Marketing tech is a less compelling draw for entrepreneurs, because ad budgets have consolidated to large media and tech companies that own apps, browsers, content and hardware, said Jonathan Opdyke, founder and former CEO of HookLogic, the ecommerce ad tech startup he sold to Criteo in 2016. He left Criteo last December, after working his way up to chief strategy officer.

“There are certainly still opportunities in the space, but from what I’ve seen they tend to be less transformational, more niche software solutions,” Opdyke said. “Most venture capital has observed this trend and is quite wary of investments in the space, fearing that companies may be quickly disintermediated by the platforms or that there won’t be a path to exit.”

O’Kelley was an angel investor in many second-generation ad tech startups, including Tapad, Moat and Invite Media, to take a few that have had successful exits. But he said an informal policy he’s followed since last year is no more ad tech investments.

And even for some ad tech pioneers who still work for ad industry leaders, there’s a strong draw away from ads.

In 2017, Andrew Bosworth, Facebook’s former VP of ads, took over the company’s hardware and VR technology, which have no paid media (not yet, at least).

And Jonathan Bellack led Google’s publisher-side ad platform products for more than a decade, since joining Google via its acquisition of DoubleClick. But in January he transitioned internally to Jigsaw, which incubates non-advertising publisher services, like secure journalist communication systems and tech that scans for toxic comments.

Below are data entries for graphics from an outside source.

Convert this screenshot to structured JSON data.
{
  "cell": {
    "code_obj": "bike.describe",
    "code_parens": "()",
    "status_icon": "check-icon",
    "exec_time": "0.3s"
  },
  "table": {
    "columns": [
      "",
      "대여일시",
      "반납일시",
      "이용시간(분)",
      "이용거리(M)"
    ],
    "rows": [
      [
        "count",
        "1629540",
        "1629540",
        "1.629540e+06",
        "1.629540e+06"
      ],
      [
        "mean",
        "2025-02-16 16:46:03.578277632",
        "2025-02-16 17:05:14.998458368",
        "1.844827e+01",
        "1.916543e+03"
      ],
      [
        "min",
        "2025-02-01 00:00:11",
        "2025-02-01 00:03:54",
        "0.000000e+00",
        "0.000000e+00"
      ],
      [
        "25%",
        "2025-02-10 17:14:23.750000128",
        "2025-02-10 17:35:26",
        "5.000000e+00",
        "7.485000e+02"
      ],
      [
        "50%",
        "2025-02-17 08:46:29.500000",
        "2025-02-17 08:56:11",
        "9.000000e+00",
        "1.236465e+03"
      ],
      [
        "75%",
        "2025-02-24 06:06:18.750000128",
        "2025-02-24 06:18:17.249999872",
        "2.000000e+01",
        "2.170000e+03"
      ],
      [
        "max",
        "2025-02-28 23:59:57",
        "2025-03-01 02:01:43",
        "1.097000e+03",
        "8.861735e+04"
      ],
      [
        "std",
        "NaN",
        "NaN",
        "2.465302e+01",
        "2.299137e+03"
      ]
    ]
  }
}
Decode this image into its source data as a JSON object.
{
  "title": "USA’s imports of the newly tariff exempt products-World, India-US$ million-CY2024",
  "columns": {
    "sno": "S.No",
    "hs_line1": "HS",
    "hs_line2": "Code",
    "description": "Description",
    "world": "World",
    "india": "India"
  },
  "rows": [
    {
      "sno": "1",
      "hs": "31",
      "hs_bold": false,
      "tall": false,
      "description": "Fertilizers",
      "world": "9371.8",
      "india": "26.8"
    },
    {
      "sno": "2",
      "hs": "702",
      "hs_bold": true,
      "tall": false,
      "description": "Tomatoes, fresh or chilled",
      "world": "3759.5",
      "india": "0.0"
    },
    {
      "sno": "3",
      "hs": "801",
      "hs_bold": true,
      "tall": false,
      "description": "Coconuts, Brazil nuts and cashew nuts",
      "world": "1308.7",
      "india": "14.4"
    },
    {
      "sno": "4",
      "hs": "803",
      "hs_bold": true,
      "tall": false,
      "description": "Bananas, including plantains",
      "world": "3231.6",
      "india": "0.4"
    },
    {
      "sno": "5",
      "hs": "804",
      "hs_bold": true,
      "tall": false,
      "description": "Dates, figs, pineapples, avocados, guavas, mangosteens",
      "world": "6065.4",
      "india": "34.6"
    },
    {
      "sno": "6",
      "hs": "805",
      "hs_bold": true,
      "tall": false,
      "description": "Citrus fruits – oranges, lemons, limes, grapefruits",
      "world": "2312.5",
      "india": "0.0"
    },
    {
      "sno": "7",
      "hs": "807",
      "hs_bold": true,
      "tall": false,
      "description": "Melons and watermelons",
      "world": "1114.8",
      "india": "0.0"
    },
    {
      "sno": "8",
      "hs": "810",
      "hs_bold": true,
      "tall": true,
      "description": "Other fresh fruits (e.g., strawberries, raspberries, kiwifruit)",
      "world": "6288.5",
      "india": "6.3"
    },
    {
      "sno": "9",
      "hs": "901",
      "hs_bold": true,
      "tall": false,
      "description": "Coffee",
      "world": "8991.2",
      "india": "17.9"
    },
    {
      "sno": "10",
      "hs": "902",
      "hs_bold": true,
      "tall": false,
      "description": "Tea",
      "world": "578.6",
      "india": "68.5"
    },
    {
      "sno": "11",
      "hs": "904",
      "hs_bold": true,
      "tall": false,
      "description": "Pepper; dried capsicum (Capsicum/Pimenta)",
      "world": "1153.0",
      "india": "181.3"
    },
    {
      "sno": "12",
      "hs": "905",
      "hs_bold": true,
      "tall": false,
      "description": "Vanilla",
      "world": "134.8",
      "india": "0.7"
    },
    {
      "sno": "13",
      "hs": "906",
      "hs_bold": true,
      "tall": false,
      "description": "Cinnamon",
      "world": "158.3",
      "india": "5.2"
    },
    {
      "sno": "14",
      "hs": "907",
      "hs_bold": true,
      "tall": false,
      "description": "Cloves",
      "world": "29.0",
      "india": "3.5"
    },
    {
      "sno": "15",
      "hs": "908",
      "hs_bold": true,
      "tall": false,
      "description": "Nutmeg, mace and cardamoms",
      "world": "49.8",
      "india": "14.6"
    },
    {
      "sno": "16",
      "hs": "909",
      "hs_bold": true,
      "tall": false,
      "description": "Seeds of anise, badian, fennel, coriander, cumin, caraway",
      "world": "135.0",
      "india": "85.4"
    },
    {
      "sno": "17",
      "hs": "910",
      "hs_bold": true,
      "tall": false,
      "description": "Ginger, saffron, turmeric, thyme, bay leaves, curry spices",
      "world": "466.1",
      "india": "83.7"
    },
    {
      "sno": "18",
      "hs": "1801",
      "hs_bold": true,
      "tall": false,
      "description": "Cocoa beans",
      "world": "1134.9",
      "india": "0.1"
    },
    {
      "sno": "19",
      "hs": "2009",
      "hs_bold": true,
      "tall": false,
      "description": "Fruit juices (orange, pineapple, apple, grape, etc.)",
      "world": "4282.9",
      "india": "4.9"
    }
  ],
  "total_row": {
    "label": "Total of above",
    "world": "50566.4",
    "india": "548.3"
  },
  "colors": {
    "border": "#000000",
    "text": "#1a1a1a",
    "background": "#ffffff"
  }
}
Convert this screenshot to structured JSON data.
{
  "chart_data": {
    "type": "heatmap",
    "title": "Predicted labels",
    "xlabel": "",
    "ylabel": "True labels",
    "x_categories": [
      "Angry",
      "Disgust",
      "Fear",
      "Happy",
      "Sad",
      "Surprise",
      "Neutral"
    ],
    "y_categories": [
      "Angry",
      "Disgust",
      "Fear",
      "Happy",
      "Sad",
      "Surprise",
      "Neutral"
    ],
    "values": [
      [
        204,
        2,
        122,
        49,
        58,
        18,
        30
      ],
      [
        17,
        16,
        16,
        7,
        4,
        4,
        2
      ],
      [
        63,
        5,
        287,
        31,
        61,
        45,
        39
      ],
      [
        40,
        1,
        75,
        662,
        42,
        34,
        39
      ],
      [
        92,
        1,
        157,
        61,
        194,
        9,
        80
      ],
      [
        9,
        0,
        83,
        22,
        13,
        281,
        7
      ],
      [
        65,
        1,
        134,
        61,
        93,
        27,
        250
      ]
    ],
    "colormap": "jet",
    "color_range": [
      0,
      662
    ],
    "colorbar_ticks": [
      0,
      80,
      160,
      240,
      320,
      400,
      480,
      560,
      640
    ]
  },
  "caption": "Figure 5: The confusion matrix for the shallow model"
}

“I came into this industry because I was a content guy – I was a content guy trapped in an ads word,” Bellack told AdExchanger when he took on the new role. “A lot of people who were partners in the Google Ad Manager world, I’ll still be working with, just in a new way.”

But there’s more to the OG exodus than investment or media trends. One common refrain among founders who have left the industry is the public perception of ad tech businesses.

Brett Wilson, founder and former CEO of TubeMogul, departed Adobe last month, two years after the marketing cloud acquired the video DSP. He told AdNews that one of the main reasons he left is that he “finally got tired of hearing the same jokes for 12 years.”

Wilson isn’t ruling out another ad tech or mar tech startup. And many other industry leaders are open to taking another run with a startup, if the right opportunity presents itself.

“Ad tech is a much different space than it was 10 years ago,” Opdyke said. “That said, sometimes the best opportunities are where others have stopped looking.”